My point to this article is something I hope younger anglers take away from my experience. As a co-angler, you have to watch your boater more than you watch the water. I noticed Steve Krestian was dropshotting (and catching pretty darn good fish as my boater), but for me to choose a dropshot would have been complete ignorance. I always try something different than the guy fishing in front of me; I suppose it’s just the way I’m wired. Other co-anglers don’t see it that way, but I’ve had great success when going against the grain. It doesn’t always pay off, but when it does, it generally produces bigger fish and heavier bags.
Being successful as a co-angler heavily depends on your boater. Let’s face it, you wouldn’t be fishing if it weren’t for him or her. But it also depends on your organization, fishing strengths and the ability to challenge yourself all while trying to beat your competitors and ultimately, the clock. I feel like I owe something to everyone in The Spokane Bass Club. I have fished with so many different guys and gals, it is quite difficult to remember every single takeaway. Regardless of what I have learned, the biggest common denominator is knowledge. The second most important? I’m willing to do bad in a tournament just to learn something new that might provide me with an advantage later on. Think about that…

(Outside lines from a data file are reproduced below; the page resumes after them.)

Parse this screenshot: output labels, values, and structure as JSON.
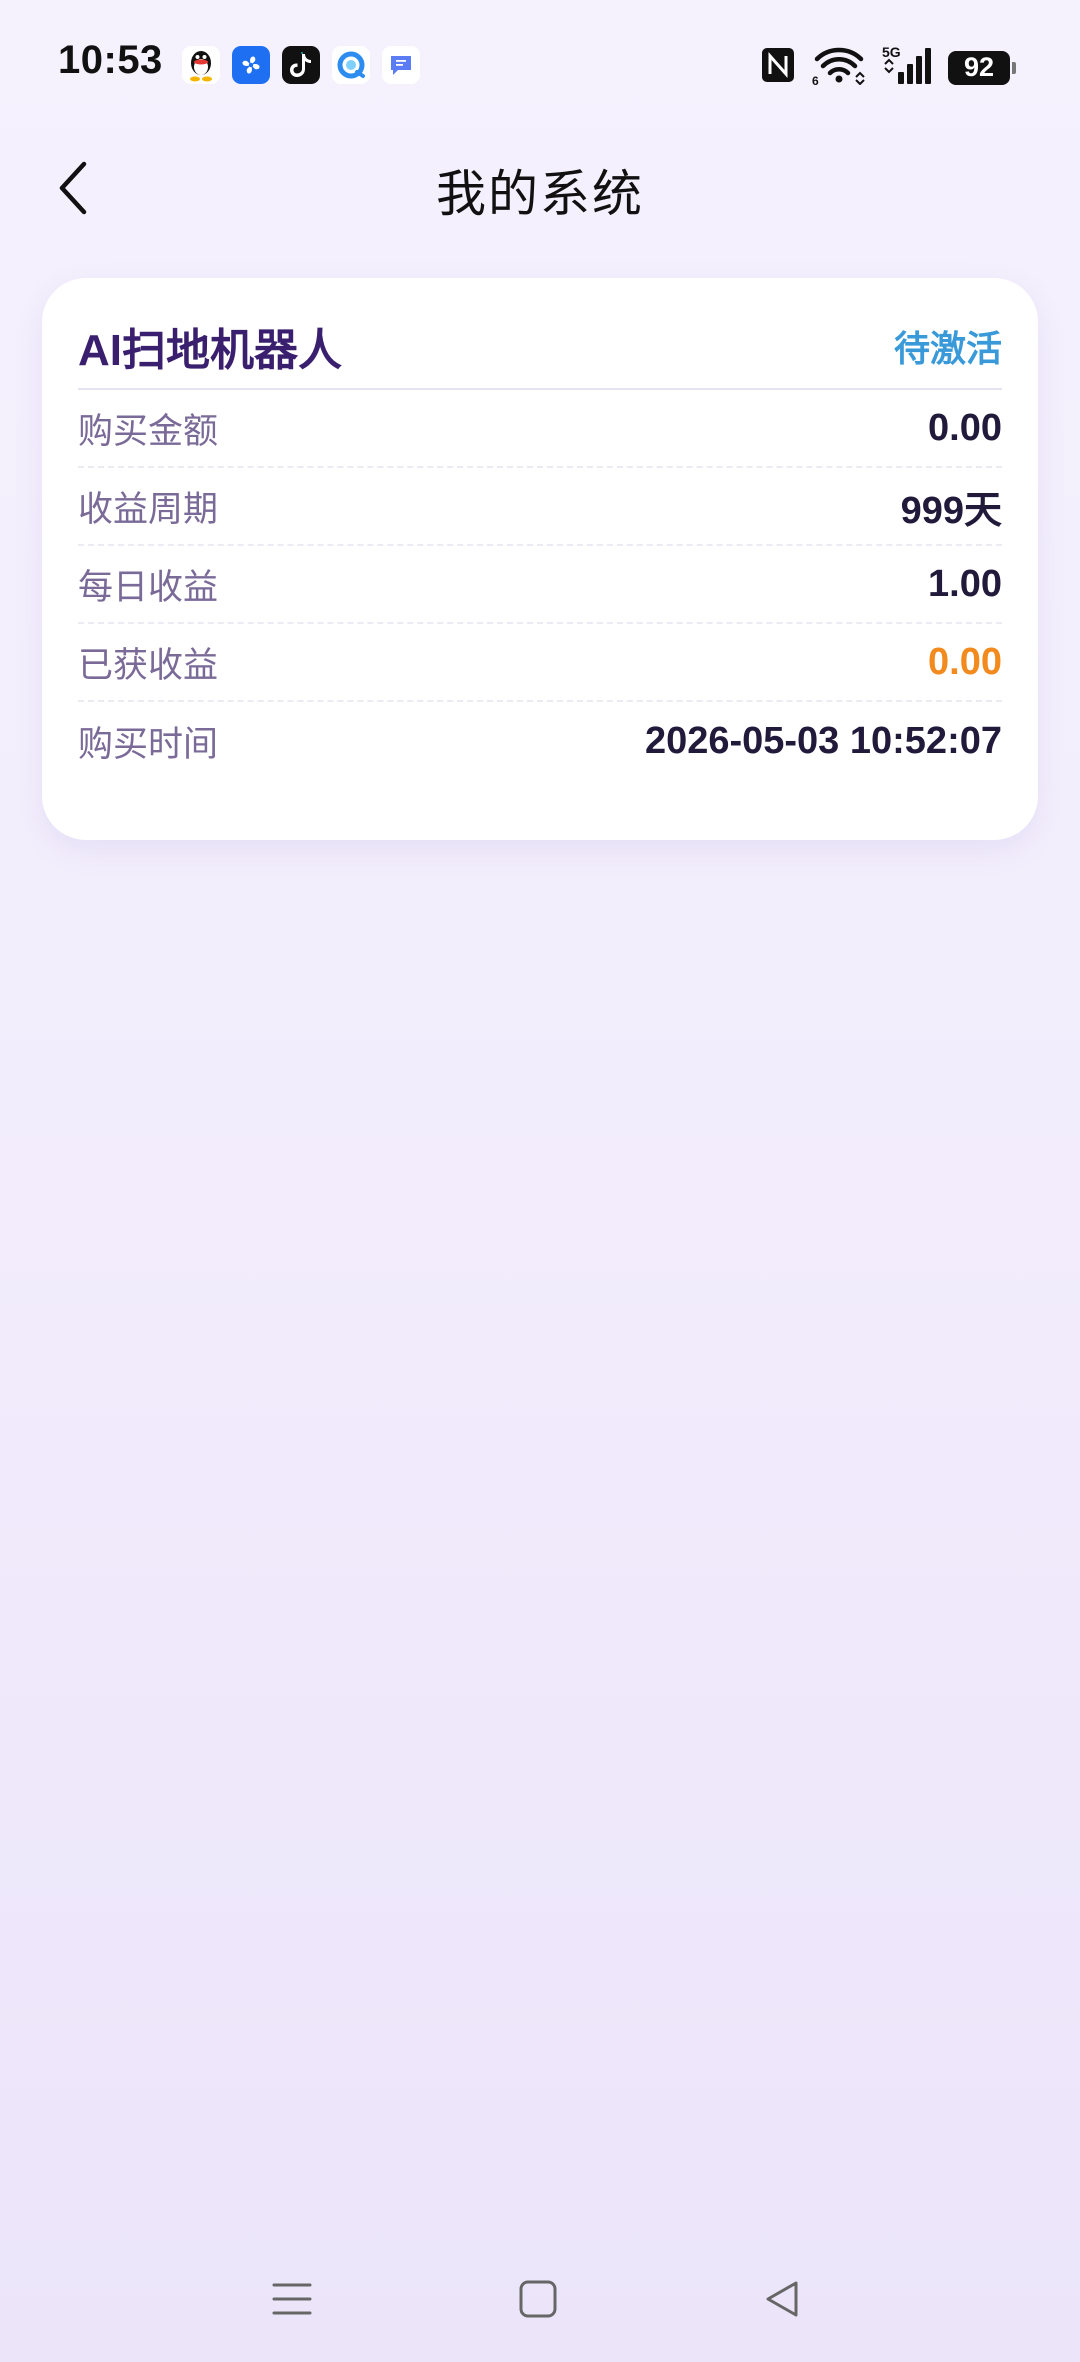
{
  "status_bar": {
    "time": "10:53",
    "battery": "92",
    "notification_icons": [
      "qq-icon",
      "fan-app-icon",
      "tiktok-icon",
      "browser-icon",
      "message-icon"
    ],
    "system_icons": [
      "nfc-icon",
      "wifi-icon",
      "signal-5g-icon",
      "battery-icon"
    ]
  },
  "header": {
    "title": "我的系统"
  },
  "card": {
    "title": "AI扫地机器人",
    "status": "待激活",
    "rows": [
      {
        "label": "购买金额",
        "value": "0.00"
      },
      {
        "label": "收益周期",
        "value": "999天"
      },
      {
        "label": "每日收益",
        "value": "1.00"
      },
      {
        "label": "已获收益",
        "value": "0.00"
      },
      {
        "label": "购买时间",
        "value": "2026-05-03 10:52:07"
      }
    ]
  },
  "colors": {
    "title": "#3a1f6e",
    "status": "#3a9ad9",
    "accent": "#f28a1e",
    "label": "#7a6a98"
  }
}
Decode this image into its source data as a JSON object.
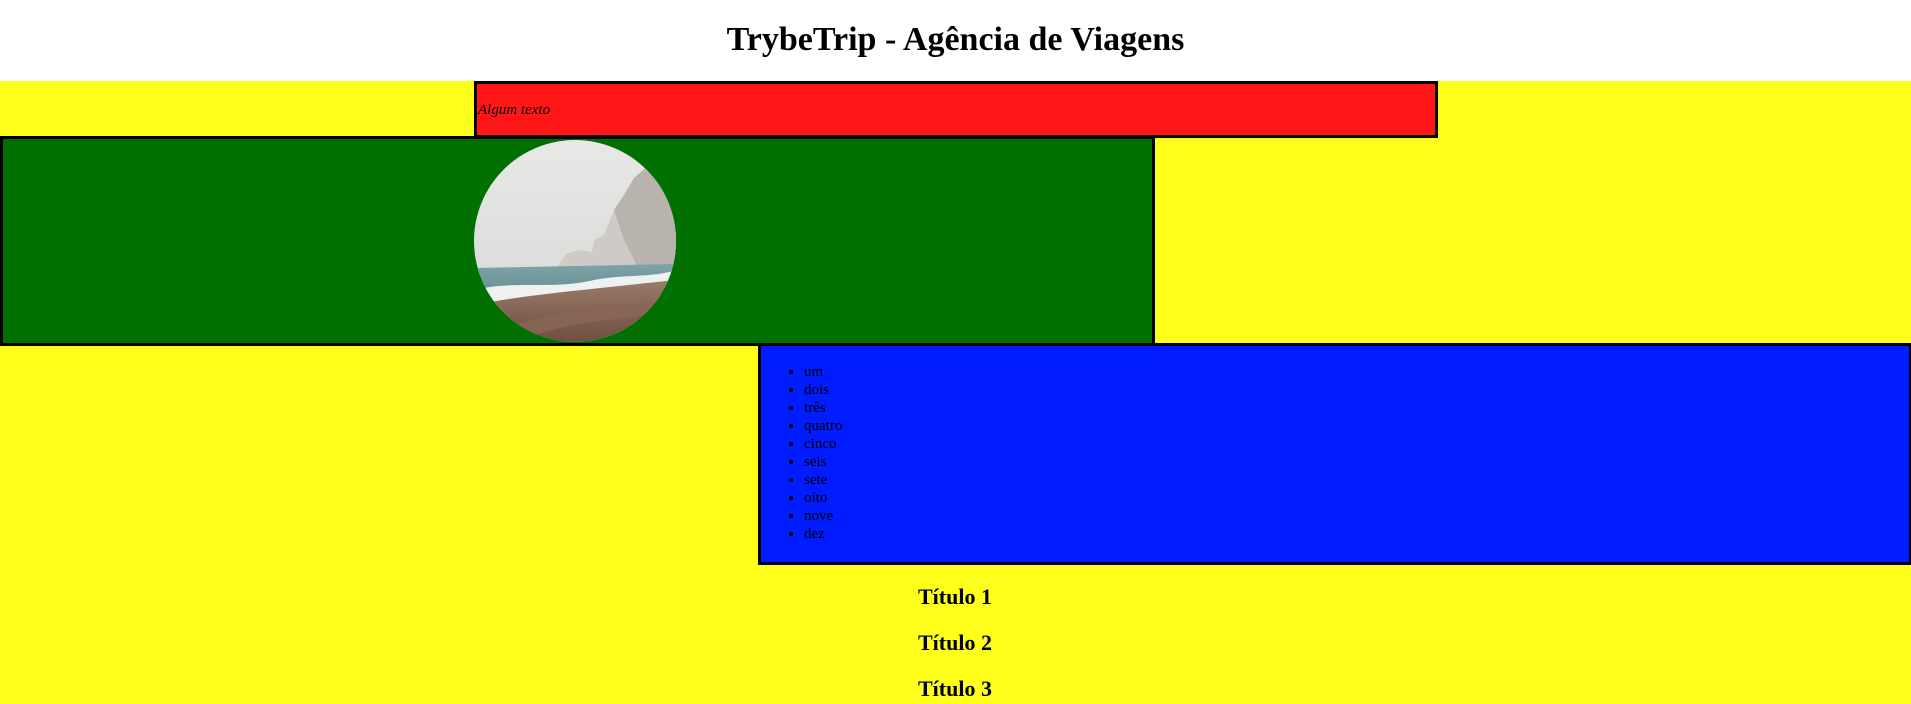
{
  "page": {
    "title": "TrybeTrip - Agência de Viagens"
  },
  "colors": {
    "background": "#ffffff",
    "area": "#ffff1c",
    "red_box": "#ff1717",
    "green_box": "#007000",
    "blue_box": "#001cff",
    "border": "#000000"
  },
  "red_box": {
    "text": "Algum texto"
  },
  "green_box": {
    "image": "beach-cliff-photo"
  },
  "list": {
    "items": [
      "um",
      "dois",
      "três",
      "quatro",
      "cinco",
      "seis",
      "sete",
      "oito",
      "nove",
      "dez"
    ]
  },
  "sections": [
    {
      "title": "Título 1"
    },
    {
      "title": "Título 2"
    },
    {
      "title": "Título 3"
    }
  ]
}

For anyone looking for advice on joining a bass club, especially as a co-angler or non-boater, it is one of the best fishing decisions you can make for yourself. Fishing new lakes, watching how other anglers approach certain situations and ultimately becoming a “sponge” for all things bass fishing will inevitably help you become a more well-rounded angler. Unless you keep fishing the same exact way and spot hopping from lake to lake. If that’s you, then you’re the majority.
As a co-angler, never bring more than five rod and reel combinations. If you need more than five, you haven’t pre-fished. Also, never carry more than one tackle bag. If you need an extra bag for your lunch, or additional clothing, that’s understood. But if you’re bringing enough gear for two anglers, buy your own boat.
Lastly, I can’t stress the word “respect” enough. Ask your boater for advice on gear. Be polite about your boater’s equipment. Don’t step on his seats with your boots. Never assume the bare minimum of gas money is what you owe. Set expectations as to how far forward you can cast without making your boater angry. Always grab the net, no matter how big or small your boater’s fish is. Respect, anticipate and soak up every piece of knowledge you can.
Knowledge is the advantage. Respect it and it will help you later on.